3. The thermosetting resin composition according to claim 1, wherein the content of the styrene-maleic anhydride copolymer is 5 parts by weight or more and less than 40 parts by weight per 100 parts by weight of the cyanate ester resin.

4. The thermosetting resin composition according to claim 1, wherein the weight ratio of the cyanate ester resin to the phenol resin is 95:5 to 40:

60.

5. The thermosetting resin composition according to claim 1, wherein the weight ratio of the epoxy resin to the cyanate ester resin is 60:40 to 20:

80.

6. It also contains additives, The thermosetting resin composition according to claim 1, wherein the additive is selected from the group consisting of a curing accelerator, a leveling agent, a wetting agent, an antistatic agent, a thermoplastic polymer resin, and an antioxidant.

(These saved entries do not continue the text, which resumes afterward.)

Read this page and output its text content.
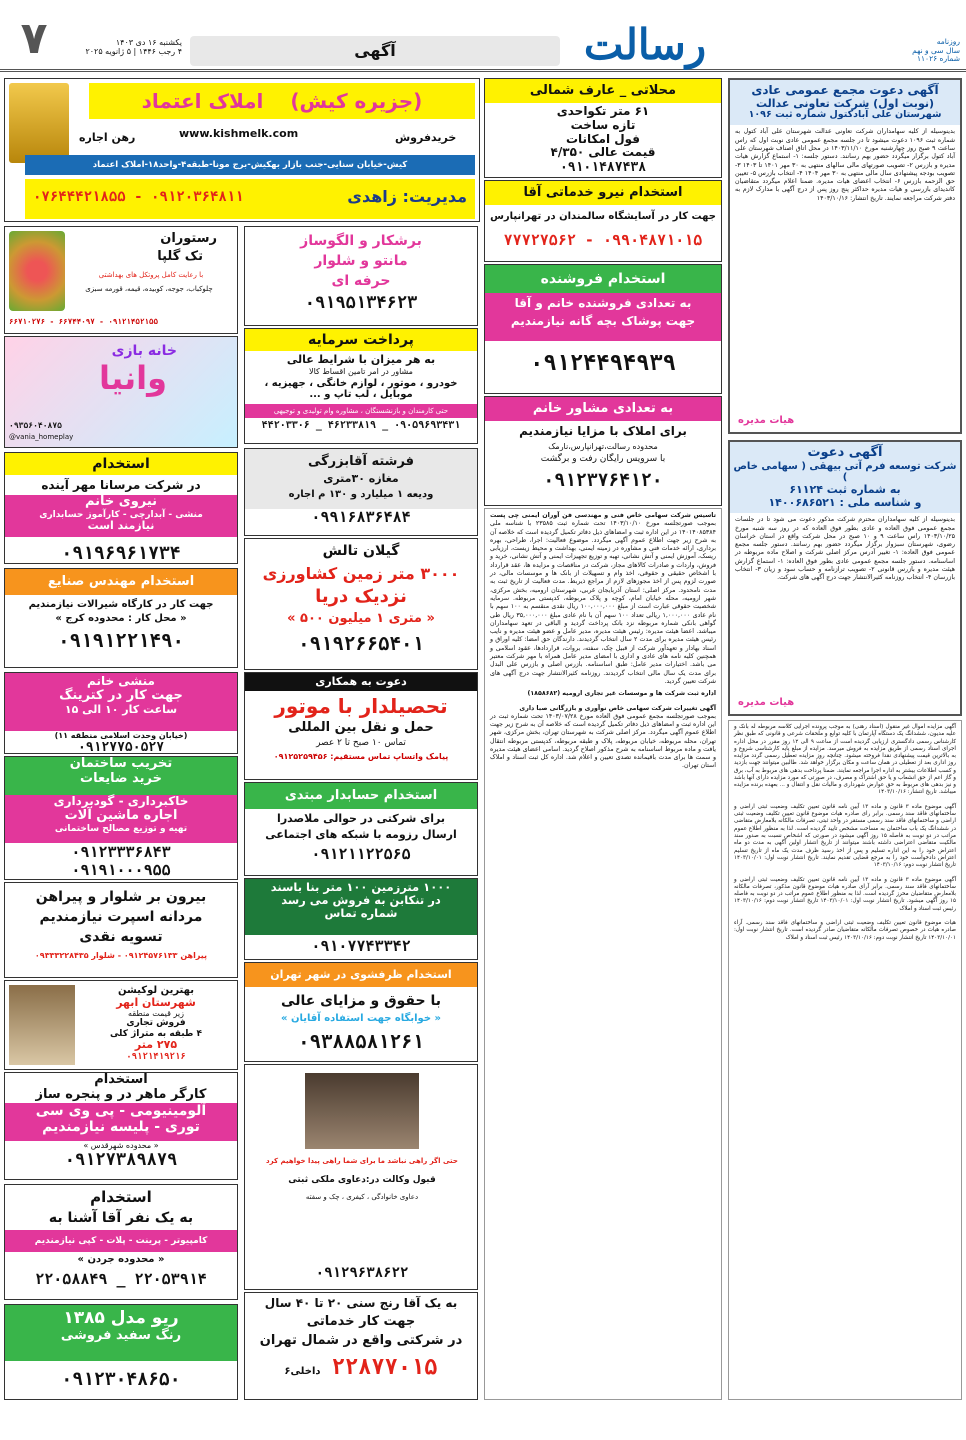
۷	یکشنبه ۱۶ دی ۱۴۰۳
۴ رجب ۱۴۴۶ | ۵ ژانویه ۲۰۲۵	آگهی	رسالت	روزنامه
سال سی و نهم
شماره ۱۱۰۲۶
(جزیره کیش) املاک اعتماد
www.kishmelk.com	خریدفروش
رهن اجاره
کیش-خیابان سنایی-جنب بازار بهکیش-برج مونا-طبقه۴-واحد۱۸-املاک اعتماد
مدیریت: زاهدی
۰۷۶۴۴۴۲۱۸۵۵ - ۰۹۱۲۰۳۶۴۸۱۱
رستوران
تک گلپا
با رعایت کامل پروتکل های بهداشتی
چلوکباب، جوجه، کوبیده، قیمه، قورمه سبزی
۶۶۷۱۰۲۷۶ - ۶۶۷۴۴۰۹۷ - ۰۹۱۲۱۴۵۲۱۵۵
خانه بازی
وانیا
۰۹۳۵۶۰۴۰۸۷۵
@vania_homeplay
استخدام
در شرکت مرسانا مهر آینده
نیروی خانم
منشی - آبدارچی - کارآموز حسابداری
نیازمند است
۰۹۱۹۶۹۶۱۷۳۴
استخدام مهندس صنایع
جهت کار در کارگاه شیرالات نیازمندیم
« محل کار : محدوده کرج »
۰۹۱۹۱۲۲۱۴۹۰
منشی خانم
جهت کار در کترینگ
ساعت کار ۱۰ الی ۱۵
(خیابان وحدت اسلامی منطقه ۱۱)
۰۹۱۲۷۷۵۰۵۲۷
تخریب ساختمان
خرید ضایعات
خاکبرداری - گودبرداری
اجاره ماشین آلات
تهیه و توزیع مصالح ساختمانی
۰۹۱۲۳۳۳۶۸۴۳
۰۹۱۹۱۰۰۰۹۵۵
بیرون بر شلوار و پیراهن
مردانه اسپرت نیازمندیم
تسویه نقدی
پیراهن ۰۹۱۲۴۵۷۶۱۳۳ - شلوار ۰۹۳۳۳۲۲۸۴۳۵
بهترین لوکیشن
شهرستان ابهر
زیر قیمت منطقه
فروش تجاری
۴ طبقه به متراژ کلی
۲۷۵ متر
۰۹۱۲۱۴۱۹۲۱۶
استخدام
کارگر ماهر در و پنجره ساز
آلومینیومی - پی وی سی
توری - پلیسه نیازمندیم
« محدوده شهرقدس »
۰۹۱۲۷۳۸۹۸۷۹
استخدام
به یک نفر آقا آشنا به
کامپیوتر - پرینت - پلات - کپی نیازمندیم
« محدوده جردن »
۲۲۰۵۸۸۴۹ _ ۲۲۰۵۳۹۱۴
ریو مدل ۱۳۸۵
رنگ سفید فروشی
۰۹۱۲۳۰۴۸۶۵۰
برشکار و الگوساز
مانتو و شلوار
حرفه ای
۰۹۱۹۵۱۳۴۶۲۳
پرداخت سرمایه
به هر میزان با شرایط عالی
مشاور در امر تامین اقساط کالا
خودرو ، موتور ، لوازم خانگی ، جهیزیه ،
موبایل ، لب تاپ و ...
حتی کارمندان و بازنشستگان ، مشاوره وام تولیدی و توجیهی
۴۴۲۰۳۳۰۶ _ ۴۶۲۳۳۸۱۹ _ ۰۹۰۵۹۶۹۳۴۳۱
فرشته آقابزرگی
مغازه ۳۰متری
ودیعه ۱ میلیارد و ۱۳۰ م اجاره
۰۹۹۱۶۸۳۶۴۸۴
گیلان تالش
۳۰۰۰ متر زمین کشاورزی
نزدیک دریا
« متری ۱ میلیون ۵۰۰ »
۰۹۱۹۲۶۶۵۴۰۱
دعوت به همکاری
تحصیلدار با موتور
حمل و نقل بین المللی
تماس ۱۰ صبح تا ۲ عصر
پیامک واتساپ تماس مستقیم: ۰۹۱۲۵۲۵۹۴۵۶
استخدام حسابدار مبتدی
برای شرکتی در حوالی ملاصدرا
ارسال رزومه با شبکه های اجتماعی
۰۹۱۲۱۱۲۲۵۶۵
۱۰۰۰ مترزمین ۱۰۰ متر بنا باسند
در تنکابن به فروش می رسد
شماره تماس
۰۹۱۰۷۷۴۳۳۴۲
استخدام ظرفشوی در شهر تهران
با حقوق و مزایای عالی
« خوابگاه جهت استفاده آقایان »
۰۹۳۸۸۵۸۱۲۶۱
حتی اگر راهی نباشد ما برای شما راهی پیدا خواهیم کرد
قبول وکالت در:دعاوی ملکی ثبتی
دعاوی خانوادگی ، کیفری ، چک و سفته
۰۹۱۲۹۶۳۸۶۲۲
به یک آقا رنج سنی ۲۰ تا ۴۰ سال
جهت کار خدماتی
در شرکتی واقع در شمال تهران
۲۲۸۷۷۰۱۵ داخلی۶
محلاتی _ عارف شمالی
۶۱ متر تکواحدی
تازه ساخت
فول امکانات
قیمت عالی ۴/۳۵۰
۰۹۱۰۱۴۸۷۴۳۸
استخدام نیرو خدماتی آقا
جهت کار در آسایشگاه سالمندان در تهرانپارس
۷۷۷۲۷۵۶۲ - ۰۹۹۰۴۸۷۱۰۱۵
استخدام فروشنده
به تعدادی فروشنده خانم و آقا
جهت پوشاک بچه گانه نیازمندیم
۰۹۱۲۴۴۹۴۹۳۹
به تعدادی مشاور خانم
برای املاک با مزایا نیازمندیم
محدوده رسالت،تهرانپارس،نارمک
با سرویس رایگان رفت و برگشت
۰۹۱۲۳۷۶۴۱۲۰
تاسیس شرکت سهامی خاص فنی و مهندسی فن آوران ایمنی چی پست بموجب صورتجلسه مورخ ۱۴۰۳/۱۰/۱۰ تحت شماره ثبت ۲۳۵۸۵ با شناسه ملی ۱۴۰۱۴۰۸۵۳۸۴ در این اداره ثبت و امضاهای ذیل دفاتر تکمیل گردیده است که خلاصه آن به شرح زیر جهت اطلاع عموم آگهی میگردد. موضوع فعالیت: اجرا، طراحی، بهره برداری، ارائه خدمات فنی و مشاوره در زمینه ایمنی، بهداشت و محیط زیست، ارزیابی ریسک، آموزش ایمنی و آتش نشانی، تهیه و توزیع تجهیزات ایمنی و آتش نشانی، خرید و فروش، واردات و صادرات کالاهای مجاز، شرکت در مناقصات و مزایده ها، عقد قرارداد با اشخاص حقیقی و حقوقی، اخذ وام و تسهیلات از بانک ها و موسسات مالی، در صورت لزوم پس از اخذ مجوزهای لازم از مراجع ذیربط. مدت فعالیت از تاریخ ثبت به مدت نامحدود. مرکز اصلی: استان آذربایجان غربی، شهرستان ارومیه، بخش مرکزی، شهر ارومیه، محله خیابان امام، کوچه و پلاک مربوطه، کدپستی مربوطه. سرمایه شخصیت حقوقی عبارت است از مبلغ ۱۰۰,۰۰۰,۰۰۰ ریال نقدی منقسم به ۱۰۰ سهم با نام عادی ۱,۰۰۰,۰۰۰ ریالی تعداد ۱۰۰ سهم آن با نام عادی مبلغ ۳۵,۰۰۰,۰۰۰ ریال طی گواهی بانکی شماره مربوطه نزد بانک پرداخت گردید و الباقی در تعهد سهامداران میباشد. اعضا هیئت مدیره: رئیس هیئت مدیره، مدیر عامل و عضو هیئت مدیره و نایب رئیس هیئت مدیره برای مدت ۲ سال انتخاب گردیدند. دارندگان حق امضا: کلیه اوراق و اسناد بهادار و تعهدآور شرکت از قبیل چک، سفته، بروات، قراردادها، عقود اسلامی و همچنین کلیه نامه های عادی و اداری با امضای مدیر عامل همراه با مهر شرکت معتبر می باشد. اختیارات مدیر عامل: طبق اساسنامه. بازرس اصلی و بازرس علی البدل برای مدت یک سال مالی انتخاب گردیدند. روزنامه کثیرالانتشار جهت درج آگهی های شرکت تعیین گردید.
اداره ثبت شرکت ها و موسسات غیر تجاری ارومیه (۱۸۵۸۶۸۲)
آگهی تغییرات شرکت سهامی خاص نوآوری و بازرگانی صبا داری
بموجب صورتجلسه مجمع عمومی فوق العاده مورخ ۱۴۰۳/۰۷/۲۸ تحت شماره ثبت در این اداره ثبت و امضاهای ذیل دفاتر تکمیل گردیده است که خلاصه آن به شرح زیر جهت اطلاع عموم آگهی میگردد. مرکز اصلی شرکت به شهرستان تهران، بخش مرکزی، شهر تهران، محله مربوطه، خیابان مربوطه، پلاک و طبقه مربوطه، کدپستی مربوطه انتقال یافت و ماده مربوط اساسنامه به شرح مذکور اصلاح گردید. اسامی اعضای هیئت مدیره و سمت ها برای مدت باقیمانده تصدی تعیین و اعلام شد. اداره کل ثبت اسناد و املاک استان تهران.
آگهی دعوت مجمع عمومی عادی
(نوبت اول) شرکت تعاونی عدالت
شهرستان علی آبادکتول شماره ثبت ۱۰۹۶
بدینوسیله از کلیه سهامداران شرکت تعاونی عدالت شهرستان علی آباد کتول به شماره ثبت ۱۰۹۶ دعوت میشود تا در جلسه مجمع عمومی عادی نوبت اول که راس ساعت ۹ صبح روز چهارشنبه مورخ ۱۴۰۳/۱۱/۱۰ در محل اتاق اصناف شهرستان علی آباد کتول برگزار میگردد حضور بهم رسانند. دستور جلسه: ۱- استماع گزارش هیات مدیره و بازرس ۲- تصویب صورتهای مالی سالهای منتهی به ۳۰ مهر ۱۴۰۱ تا ۱۴۰۳ ۳- تصویب بودجه پیشنهادی سال مالی منتهی به ۳۰ مهر ۱۴۰۴ ۴- انتخاب بازرس ۵- تعیین حق الزحمه بازرس ۶- انتخاب اعضای هیات مدیره. ضمنا اعلام میگردد متقاضیان کاندیدای بازرسی و هیات مدیره حداکثر پنج روز پس از درج آگهی با مدارک لازم به دفتر شرکت مراجعه نمایند. تاریخ انتشار: ۱۴۰۳/۱۰/۱۶
هیات مدیره
آگهی دعوت
شرکت توسعه فرم آتی بیهقی ( سهامی خاص )
به شماره ثبت ۶۱۱۲۴
و شناسه ملی : ۱۴۰۰۶۸۶۵۲۱
بدینوسیله از کلیه سهامداران محترم شرکت مذکور دعوت می شود تا در جلسات مجمع عمومی فوق العاده و عادی بطور فوق العاده که در روز سه شنبه مورخ ۱۴۰۳/۱۰/۲۵ راس ساعت ۹ و ۱۰ صبح در محل شرکت واقع در استان خراسان رضوی، شهرستان سبزوار برگزار میگردد حضور بهم رسانند. دستور جلسه مجمع عمومی فوق العاده: ۱- تغییر آدرس مرکز اصلی شرکت و اصلاح ماده مربوطه در اساسنامه. دستور جلسه مجمع عمومی عادی بطور فوق العاده: ۱- استماع گزارش هیئت مدیره و بازرس قانونی ۲- تصویب ترازنامه و حساب سود و زیان ۳- انتخاب بازرسان ۴- انتخاب روزنامه کثیرالانتشار جهت درج آگهی های شرکت.
هیات مدیره
آگهی مزایده اموال غیر منقول (اسناد رهنی) به موجب پرونده اجرایی کلاسه مربوطه له بانک و علیه مدیون، ششدانگ یک دستگاه آپارتمان با کلیه توابع و ملحقات شرعی و قانونی که طبق نظر کارشناس رسمی دادگستری ارزیابی گردیده است از ساعت ۹ الی ۱۲ روز مقرر در محل اداره اجرای اسناد رسمی از طریق مزایده به فروش میرسد. مزایده از مبلغ پایه کارشناسی شروع و به بالاترین قیمت پیشنهادی نقدا فروخته میشود. چنانچه روز مزایده تعطیل رسمی گردد مزایده روز اداری بعد از تعطیلی در همان ساعت و مکان برگزار خواهد شد. طالبین میتوانند جهت بازدید و کسب اطلاعات بیشتر به اداره اجرا مراجعه نمایند. ضمنا پرداخت بدهی های مربوط به آب، برق و گاز اعم از حق انشعاب و یا حق اشتراک و مصرف، در صورتی که مورد مزایده دارای آنها باشد و نیز بدهی های مربوط به حق عوارض شهرداری و مالیات نقل و انتقال و ... بعهده برنده مزایده میباشد. تاریخ انتشار: ۱۴۰۳/۱۰/۱۶

آگهی موضوع ماده ۳ قانون و ماده ۱۳ آیین نامه قانون تعیین تکلیف وضعیت ثبتی اراضی و ساختمانهای فاقد سند رسمی. برابر رای صادره هیات موضوع قانون تعیین تکلیف وضعیت ثبتی اراضی و ساختمانهای فاقد سند رسمی مستقر در واحد ثبتی، تصرفات مالکانه بلامعارض متقاضی در ششدانگ یک باب ساختمان به مساحت مشخص تایید گردیده است. لذا به منظور اطلاع عموم مراتب در دو نوبت به فاصله ۱۵ روز آگهی میشود در صورتی که اشخاص نسبت به صدور سند مالکیت متقاضی اعتراضی داشته باشند میتوانند از تاریخ انتشار اولین آگهی به مدت دو ماه اعتراض خود را به این اداره تسلیم و پس از اخذ رسید ظرف مدت یک ماه از تاریخ تسلیم اعتراض دادخواست خود را به مرجع قضایی تقدیم نمایند. تاریخ انتشار نوبت اول: ۱۴۰۳/۱۰/۰۱ تاریخ انتشار نوبت دوم: ۱۴۰۳/۱۰/۱۶

آگهی موضوع ماده ۳ قانون و ماده ۱۳ آیین نامه قانون تعیین تکلیف وضعیت ثبتی اراضی و ساختمانهای فاقد سند رسمی. برابر آرای صادره هیات موضوع قانون مذکور، تصرفات مالکانه بلامعارض متقاضیان محرز گردیده است. لذا به منظور اطلاع عموم مراتب در دو نوبت به فاصله ۱۵ روز آگهی میشود. تاریخ انتشار نوبت اول: ۱۴۰۳/۱۰/۰۱ تاریخ انتشار نوبت دوم: ۱۴۰۳/۱۰/۱۶ رئیس ثبت اسناد و املاک

هیات موضوع قانون تعیین تکلیف وضعیت ثبتی اراضی و ساختمانهای فاقد سند رسمی. آراء صادره هیات در خصوص تصرفات مالکانه متقاضیان صادر گردیده است. تاریخ انتشار نوبت اول: ۱۴۰۳/۱۰/۰۱ تاریخ انتشار نوبت دوم: ۱۴۰۳/۱۰/۱۶ رئیس ثبت اسناد و املاک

7. An insulating film comprising the thermosetting resin composition according to any one of claims 1 to 6.

8. The insulating film according to claim 7, wherein the insulating film in a cured state under the condition of 10 GHz has a CTE (coefficient of thermal expansion) value of 45 ppm / °C or less.

9. An insulating film in a cured state under 10 GHz conditions, Having a Dk (dielectric constant) value of 3.5 or less, The insulating film according to claim 7, having a Df (dielectric loss tangent) value of 0.015 or less.

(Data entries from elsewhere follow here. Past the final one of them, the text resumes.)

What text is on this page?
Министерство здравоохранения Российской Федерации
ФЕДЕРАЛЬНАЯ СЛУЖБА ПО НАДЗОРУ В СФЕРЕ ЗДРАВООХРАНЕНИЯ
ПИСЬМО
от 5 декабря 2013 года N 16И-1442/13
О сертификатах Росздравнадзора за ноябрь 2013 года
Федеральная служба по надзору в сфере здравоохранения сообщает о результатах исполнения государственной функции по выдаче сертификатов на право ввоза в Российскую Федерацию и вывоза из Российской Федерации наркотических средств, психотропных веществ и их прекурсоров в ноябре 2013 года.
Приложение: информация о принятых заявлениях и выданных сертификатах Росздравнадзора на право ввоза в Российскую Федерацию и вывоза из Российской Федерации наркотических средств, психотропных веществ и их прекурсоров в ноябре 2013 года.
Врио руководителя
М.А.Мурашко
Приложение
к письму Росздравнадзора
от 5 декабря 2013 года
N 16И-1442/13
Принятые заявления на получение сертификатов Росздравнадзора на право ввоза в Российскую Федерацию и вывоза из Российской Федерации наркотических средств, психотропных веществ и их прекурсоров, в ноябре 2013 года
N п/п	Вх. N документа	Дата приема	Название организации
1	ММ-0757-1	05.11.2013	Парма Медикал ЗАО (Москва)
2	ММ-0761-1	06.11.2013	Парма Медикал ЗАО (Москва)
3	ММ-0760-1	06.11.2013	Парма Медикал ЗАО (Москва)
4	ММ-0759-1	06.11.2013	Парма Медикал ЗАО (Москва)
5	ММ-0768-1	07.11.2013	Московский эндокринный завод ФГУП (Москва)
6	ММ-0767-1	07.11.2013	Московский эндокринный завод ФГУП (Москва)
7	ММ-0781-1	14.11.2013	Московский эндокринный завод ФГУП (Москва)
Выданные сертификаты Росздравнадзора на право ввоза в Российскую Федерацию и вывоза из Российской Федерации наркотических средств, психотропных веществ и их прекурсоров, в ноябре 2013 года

10. The insulating film according to claim 7, wherein the difference in copper foil adhesion force satisfies the following formula 1: A2 / A1>0.75 (Formula 1) In the above formula 1, A1 is the initial copper foil adhesion strength (gf / cm) measured after copper plating on at least one side of the insulating film, and A2 is the later copper foil adhesion strength (gf / cm) measured after the insulating film has undergone a Hot Air Reflow Test (performed 10 times at a maximum temperature of 260°C).

11. A printed circuit board comprising the insulating film described in claim 7.